Ainda presente na foz do Amazonas, a pororoca (estrondo em tupi) reconfigura a costa e mexe com a vida local. No piscoso fundo do mar, um estudo na plataforma e na sua quebra levantou uma barreira de corais a se estender continuamente das águas potiguares até as da Guiana Francesa.
Na região da bacia, o estudo identificou ecossistema coralino diferente de qualquer outro do tipo: um sistema equatorial. Mas é sensível ao menor impacto como os demais. Tal pesquisa, em paralelo à descoberta de óleo e gás na região, suscitou um irresolvível conflito entre o governo (MMA) e a BR.
Local do bloco - No talude da bacia há vários poços de estudo.
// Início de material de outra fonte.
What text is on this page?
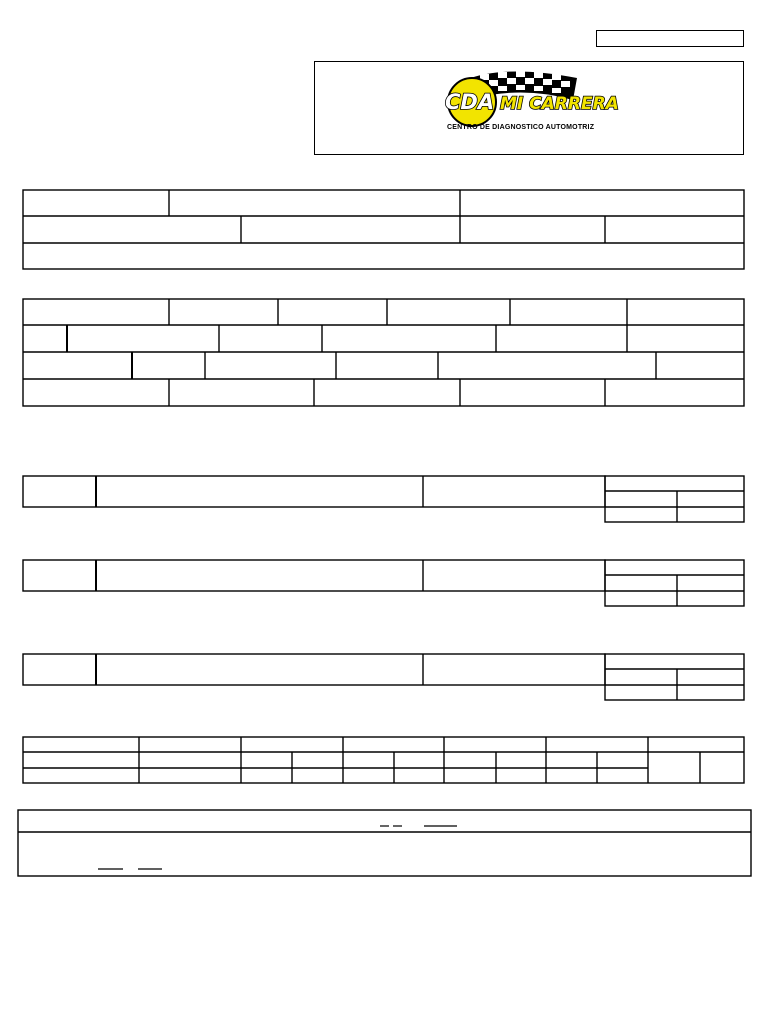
CDA MI CARRERA
CENTRO DE DIAGNOSTICO AUTOMOTRIZ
Um deles, o FZA-M-059, se revelou muito produtor. A uma profundidade de quase 2000m, ele se localiza a 159 km de Oiapoque, próximo à fronteira com Guiana Francesa, e dista mais de 500 km do centro da foz do Amazonas.
Imbróglio - Surgiu devido a divergências sobre os potenciais de risco da atividade sobre o meio físico e biológico e à vida das comunidades tradicionais numerosas que vivem dos recursos da região. A atual ministra do MMA se sustenta fortemente nas considerações do laudo técnico do Ibama.
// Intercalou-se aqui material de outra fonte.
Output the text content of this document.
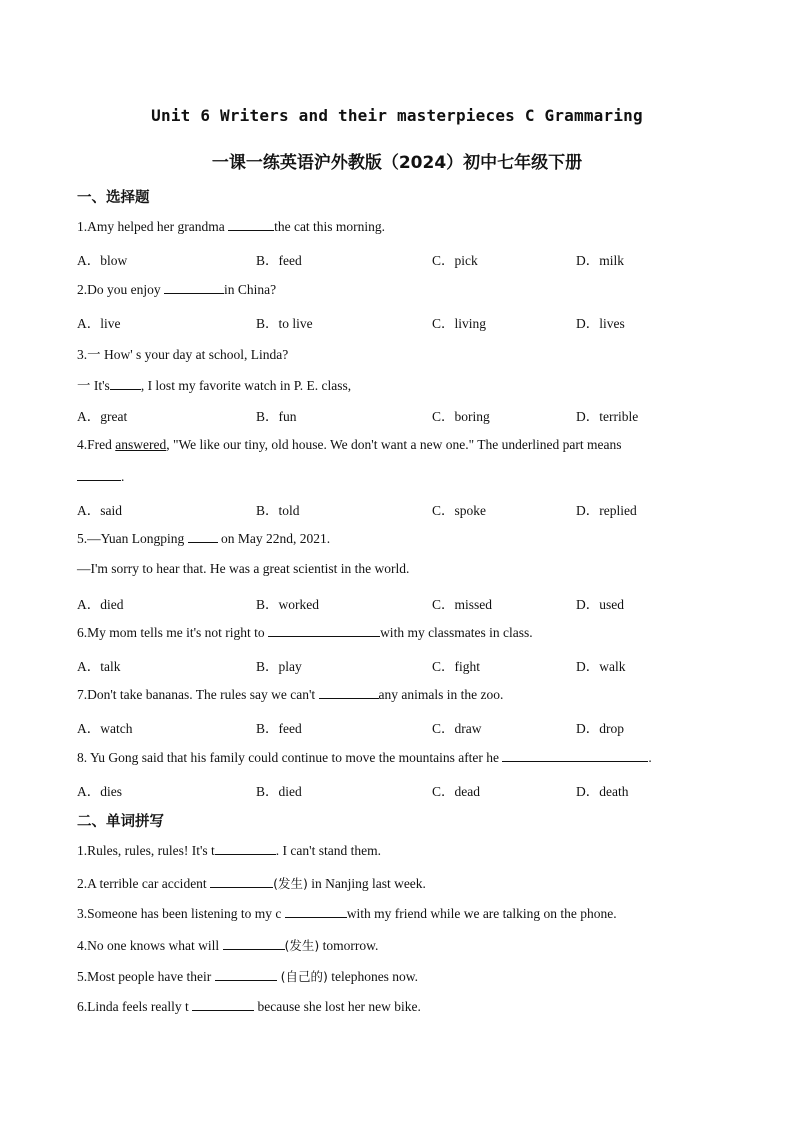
Unit 6 Writers and their masterpieces C Grammaring
一课一练英语沪外教版（2024）初中七年级下册
一、选择题
1.Amy helped her grandma	the cat this morning.
A．blow	B．feed	C．pick	D．milk
2.Do you enjoy	in China?
A．live	B．to live	C．living	D．lives
3.一 How' s your day at school, Linda?
一 It's , I lost my favorite watch in P. E. class,
A．great	B．fun	C．boring	D．terrible
4.Fred answered, "We like our tiny, old house. We don't want a new one." The underlined part means
.
A．said	B．told	C．spoke	D．replied
5.—Yuan Longping  on May 22nd, 2021.
—I'm sorry to hear that. He was a great scientist in the world.
A．died	B．worked	C．missed	D．used
6.My mom tells me it's not right to	with my classmates in class.
A．talk	B．play	C．fight	D．walk
7.Don't take bananas. The rules say we can't	any animals in the zoo.
A．watch	B．feed	C．draw	D．drop
8. Yu Gong said that his family could continue to move the mountains after he	.
A．dies	B．died	C．dead	D．death
二、单词拼写
1.Rules, rules, rules! It's t	. I can't stand them.
2.A terrible car accident	(发生) in Nanjing last week.
3.Someone has been listening to my c	with my friend while we are talking on the phone.
4.No one knows what will	(发生) tomorrow.
5.Most people have their	(自己的) telephones now.
6.Linda feels really t	because she lost her new bike.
Enquanto BR e MMA procuram se resolver em reconsiderações, o caso revela uma outra faceta do conflito: o rompimento do senador Randolfe Rodrigues com Marina em função da negação da ministra de conceder licença ambiental à BR. Rodrigues se desligou da Rede e agora está sem partido.
Lula - Como Randolfe, Lula também se revela favorável ao trabalho da BR. Mas não abre mão de Marina, pelo papel central em uma área tão prioritária em seu governo. Seu espírito conciliador pode ter levado Marina a aguardar a reconsideração do Ibama solicitada pela BR.
Isso põe o presidente em rota de colisão com sua política de redução do carbono: recursos fósseis são grandes emissores do gás, junto ao desmatamento. A queda significativa deste em jan-fev 2023 foi positiva, mas a indústria fóssil contradiz a boa intenção, e pode pôr, sim, aquela região em risco.
Acompanhemos os fatos. Enquanto isso, são aprovados projetos infames na Câmara, como a 490 (Marco Temporal, que limita a demarcação de terras indígenas) e a MP que altera a estrutura de governo. Como prometeram os bolsonaristas na posse da nova legislatura, a guerra está declarada. O governo tem que reagir, e rápido.
BR e MMA que resolvam seu conflito de forma a visar o bem maximizado do meio ambiente e das comunidades da região da Foz do Amazonas. Assim seja.
Nota da autoria
¹ Folhelhos (rocha laminada escura de argila e matéria orgânica); lamitos (lama petrificada); arenitos (areia petrificada) e conglomerados (rocha composta de cascalho cimentado de lamito) são os principais tipos rochosos. Camadas mais recentes e superficiais ainda não são rochas.
² Água ligeiramente salgada, típica de estuários (áreas de maré, de encontro de água doce e marinha).
³ Período geológico que vai de +- 140 milhões de anos até a catástrofe da extinção dos grandes dinos há 66 milhões de anos atrás.